Key Words: Oesophagectomy Anastomotic leak Oesophageal surgery
We appreciate Dr Kant's kind comments on our report. Over the years, we have become more conservative over removing the NG tube from our patients, not just because of our concern that gastric distension may cause unwanted tension on internal suture lines, but also because of aspiration of gastric contents into the lungs. Apart from the amount of fluid aspirated from the NG tube we enquire as to the amount of air the tube produces on aspirating when taking a decision to have the tube removed. Although it is reassuring for a surgeon to have a tube in place it is always a source of discomfort for patients and may lead to impaired ability to cough.
The issue of gastric drainage and leaks after oesophagectomy has been discussed in detail by Junemann-Ramirez et al. [1]. Although, the authors felt that in their practice gastric drainage may have led to less leaks, this was not supported by a meta-analysis by Urschel [2].

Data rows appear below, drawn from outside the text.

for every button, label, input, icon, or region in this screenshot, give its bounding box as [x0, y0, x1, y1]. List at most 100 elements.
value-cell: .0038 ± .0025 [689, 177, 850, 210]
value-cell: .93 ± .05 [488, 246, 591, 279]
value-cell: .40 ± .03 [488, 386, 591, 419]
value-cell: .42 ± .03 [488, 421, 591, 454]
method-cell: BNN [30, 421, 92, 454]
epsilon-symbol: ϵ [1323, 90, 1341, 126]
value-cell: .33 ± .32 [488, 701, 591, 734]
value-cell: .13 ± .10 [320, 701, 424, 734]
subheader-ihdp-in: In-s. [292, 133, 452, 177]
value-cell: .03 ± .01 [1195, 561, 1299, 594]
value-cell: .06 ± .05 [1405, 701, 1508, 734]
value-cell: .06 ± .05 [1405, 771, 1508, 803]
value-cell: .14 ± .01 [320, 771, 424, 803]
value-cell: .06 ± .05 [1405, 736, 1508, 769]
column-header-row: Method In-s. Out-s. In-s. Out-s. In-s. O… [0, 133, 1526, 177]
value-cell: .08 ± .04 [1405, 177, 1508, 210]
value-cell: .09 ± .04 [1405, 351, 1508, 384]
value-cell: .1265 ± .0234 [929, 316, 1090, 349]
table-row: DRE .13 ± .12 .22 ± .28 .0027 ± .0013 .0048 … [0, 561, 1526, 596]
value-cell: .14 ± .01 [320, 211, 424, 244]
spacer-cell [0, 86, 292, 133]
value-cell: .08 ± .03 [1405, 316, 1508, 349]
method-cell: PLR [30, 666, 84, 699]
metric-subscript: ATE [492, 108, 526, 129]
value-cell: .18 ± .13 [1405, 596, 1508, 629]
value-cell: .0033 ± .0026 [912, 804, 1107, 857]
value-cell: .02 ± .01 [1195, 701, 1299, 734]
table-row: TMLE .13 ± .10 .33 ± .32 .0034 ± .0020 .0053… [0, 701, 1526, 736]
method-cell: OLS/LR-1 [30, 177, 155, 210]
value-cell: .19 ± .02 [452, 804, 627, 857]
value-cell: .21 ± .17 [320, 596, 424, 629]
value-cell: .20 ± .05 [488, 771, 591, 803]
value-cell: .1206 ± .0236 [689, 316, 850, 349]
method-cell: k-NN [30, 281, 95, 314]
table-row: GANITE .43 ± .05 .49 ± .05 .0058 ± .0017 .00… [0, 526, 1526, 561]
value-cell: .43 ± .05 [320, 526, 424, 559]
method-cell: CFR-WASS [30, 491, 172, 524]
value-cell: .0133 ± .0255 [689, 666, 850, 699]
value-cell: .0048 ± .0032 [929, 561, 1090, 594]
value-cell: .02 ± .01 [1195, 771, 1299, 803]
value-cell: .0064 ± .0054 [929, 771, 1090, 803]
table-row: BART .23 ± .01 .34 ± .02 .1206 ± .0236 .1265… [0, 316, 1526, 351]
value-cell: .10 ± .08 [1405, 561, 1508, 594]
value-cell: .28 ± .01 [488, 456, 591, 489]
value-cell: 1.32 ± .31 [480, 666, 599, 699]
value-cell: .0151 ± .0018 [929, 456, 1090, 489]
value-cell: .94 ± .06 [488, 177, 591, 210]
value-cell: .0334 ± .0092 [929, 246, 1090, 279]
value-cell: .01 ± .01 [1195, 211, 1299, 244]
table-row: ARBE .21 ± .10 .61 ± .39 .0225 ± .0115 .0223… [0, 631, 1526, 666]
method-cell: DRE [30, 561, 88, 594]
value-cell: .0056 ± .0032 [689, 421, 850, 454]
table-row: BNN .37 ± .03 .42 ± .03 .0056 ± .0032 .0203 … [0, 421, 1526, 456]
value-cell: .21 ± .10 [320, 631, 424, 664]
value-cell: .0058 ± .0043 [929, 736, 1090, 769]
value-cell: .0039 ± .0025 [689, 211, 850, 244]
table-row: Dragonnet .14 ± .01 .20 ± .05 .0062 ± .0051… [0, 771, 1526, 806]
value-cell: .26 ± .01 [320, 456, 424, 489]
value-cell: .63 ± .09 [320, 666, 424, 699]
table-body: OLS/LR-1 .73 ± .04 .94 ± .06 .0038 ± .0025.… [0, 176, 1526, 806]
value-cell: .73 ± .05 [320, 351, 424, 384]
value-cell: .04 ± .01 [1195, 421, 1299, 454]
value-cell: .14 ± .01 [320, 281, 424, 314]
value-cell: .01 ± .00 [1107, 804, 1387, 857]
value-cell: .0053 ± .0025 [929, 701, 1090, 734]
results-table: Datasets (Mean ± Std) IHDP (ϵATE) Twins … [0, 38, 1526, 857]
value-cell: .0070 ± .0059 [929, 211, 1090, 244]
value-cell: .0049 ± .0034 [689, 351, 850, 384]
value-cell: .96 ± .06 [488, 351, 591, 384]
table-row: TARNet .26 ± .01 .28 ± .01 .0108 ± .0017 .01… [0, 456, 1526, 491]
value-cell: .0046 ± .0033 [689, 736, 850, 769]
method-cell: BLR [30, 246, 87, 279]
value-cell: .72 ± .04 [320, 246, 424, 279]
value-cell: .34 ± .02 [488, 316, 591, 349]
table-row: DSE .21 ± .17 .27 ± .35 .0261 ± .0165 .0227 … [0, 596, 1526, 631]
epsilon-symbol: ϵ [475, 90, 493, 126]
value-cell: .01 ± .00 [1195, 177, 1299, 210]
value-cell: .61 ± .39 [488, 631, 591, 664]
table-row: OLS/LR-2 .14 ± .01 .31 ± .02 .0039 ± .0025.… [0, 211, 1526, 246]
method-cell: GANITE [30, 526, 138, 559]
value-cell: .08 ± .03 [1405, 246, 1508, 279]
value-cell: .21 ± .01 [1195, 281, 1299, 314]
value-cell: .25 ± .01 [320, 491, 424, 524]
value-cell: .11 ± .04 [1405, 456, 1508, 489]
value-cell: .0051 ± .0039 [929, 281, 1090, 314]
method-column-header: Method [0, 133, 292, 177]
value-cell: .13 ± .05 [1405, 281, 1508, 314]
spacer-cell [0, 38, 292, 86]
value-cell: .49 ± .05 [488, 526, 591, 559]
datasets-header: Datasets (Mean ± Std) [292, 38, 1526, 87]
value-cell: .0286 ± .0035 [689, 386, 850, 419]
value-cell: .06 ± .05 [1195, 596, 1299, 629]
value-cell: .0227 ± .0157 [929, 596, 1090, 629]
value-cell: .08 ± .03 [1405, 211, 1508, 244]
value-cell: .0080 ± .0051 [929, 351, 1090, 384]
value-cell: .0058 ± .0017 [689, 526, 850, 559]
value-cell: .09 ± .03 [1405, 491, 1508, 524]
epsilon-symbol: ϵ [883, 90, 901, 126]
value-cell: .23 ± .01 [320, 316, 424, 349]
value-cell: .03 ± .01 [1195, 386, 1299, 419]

We have previously studied the impact on routine enteral feeding after oesophagectomy and not found it useful [3]. Indeed, we are more concerned about the unwanted effects of jejunostomy which are avoided if a jejunostomy is not used. Our intention with early reintroduction of oral feeding is based on our overall philosophy of managing patients after oesophagectomy, which is to allow patients to return to a normal life as soon as possible after surgery.